Mana Road
I love walking on the back roads. The wind, the green fields, the vast riveted mountain iced with snow-- it's unabashedly picturesque. I love the ramshackle corrugated roof houses with tarp sheds and the delux garages-as-living space, complete with couches and flat screen tvs, and stacks of industrial size coolers. Yesterday I walked out through the Hawaiian home pasture land roads to a farm that I always admired. Kale, onions, red and green lettuce, cabbage, collards, beets, mizuna, arugula, chard in neat long rows over about 5 acres. There were two people weeding in the field-- I gathered my courage and pushed my stroller in and waved hello. Anna, the farm manager, said sure I could look around and told me all about how they use only organic pest control,(so let the baby out of the stroller!) and that she's worked there since her babies were born, and now they're off to college. She laughed at her dry muddy hands-- no gloves for me she said, and attacked the weedy overgrown chiogga beets. Like a man's hands! she joked, and said her husband is a manager at a restaurant and has beautiful hands. The beets with ugly tops she flung aside with the rest of the weeds, and told me to take them home to boil up. Ray, a tall ex-con looking white guy sat on an upturned bucket weeding the onions. He quietly told me they plant everything from seed, even the onions.

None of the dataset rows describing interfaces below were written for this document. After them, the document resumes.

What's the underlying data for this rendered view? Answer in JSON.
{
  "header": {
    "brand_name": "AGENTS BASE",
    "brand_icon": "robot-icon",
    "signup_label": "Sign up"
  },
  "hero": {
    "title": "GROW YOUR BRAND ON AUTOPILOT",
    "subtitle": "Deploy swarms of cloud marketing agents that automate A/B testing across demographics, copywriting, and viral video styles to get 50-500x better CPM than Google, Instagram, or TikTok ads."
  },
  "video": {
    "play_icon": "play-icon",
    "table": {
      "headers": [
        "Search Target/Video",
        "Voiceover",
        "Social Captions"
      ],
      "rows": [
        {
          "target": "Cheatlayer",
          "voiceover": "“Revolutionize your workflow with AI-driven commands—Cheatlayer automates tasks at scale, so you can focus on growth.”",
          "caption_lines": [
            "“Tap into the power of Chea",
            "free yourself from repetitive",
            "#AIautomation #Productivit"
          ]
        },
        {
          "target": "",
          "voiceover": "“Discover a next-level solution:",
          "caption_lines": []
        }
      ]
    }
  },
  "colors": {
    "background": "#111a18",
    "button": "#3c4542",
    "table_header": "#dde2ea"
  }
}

On the way home we stopped and said hello to the sheep who aggressively bleat and rip the dandelion tops we offer through the fence, and hello to the jackson chamelion jigging its tightrope routine along a barbedwire fence. Uncle Drummundo pulled up next to me in his rusted out stationwagon and said-- "Eh I though it was you, Sister!" He is the sometimes ribald usher at church. Last year when he noticed my pregnant belly he shouted, "Ha! I know what you DID!!!!" His wife is the prim stout church librarian-- she is mortified by his antics, and becomes more stiff and proper the wilder and louder he gets. "My husband is not a good man," she said seriously once in Sunday School, "but he is a righteous man."
His 3 year old granddaughter is peering grumpily out of the front window as he drives up and down the road, trying to get her to fall asleep. "Good to show the baby the sheep, the pigs, the dogs, the chickens. This is the last place that's country. No more country in Honolulu, it's all gone now. We need young people's voices to keep it country."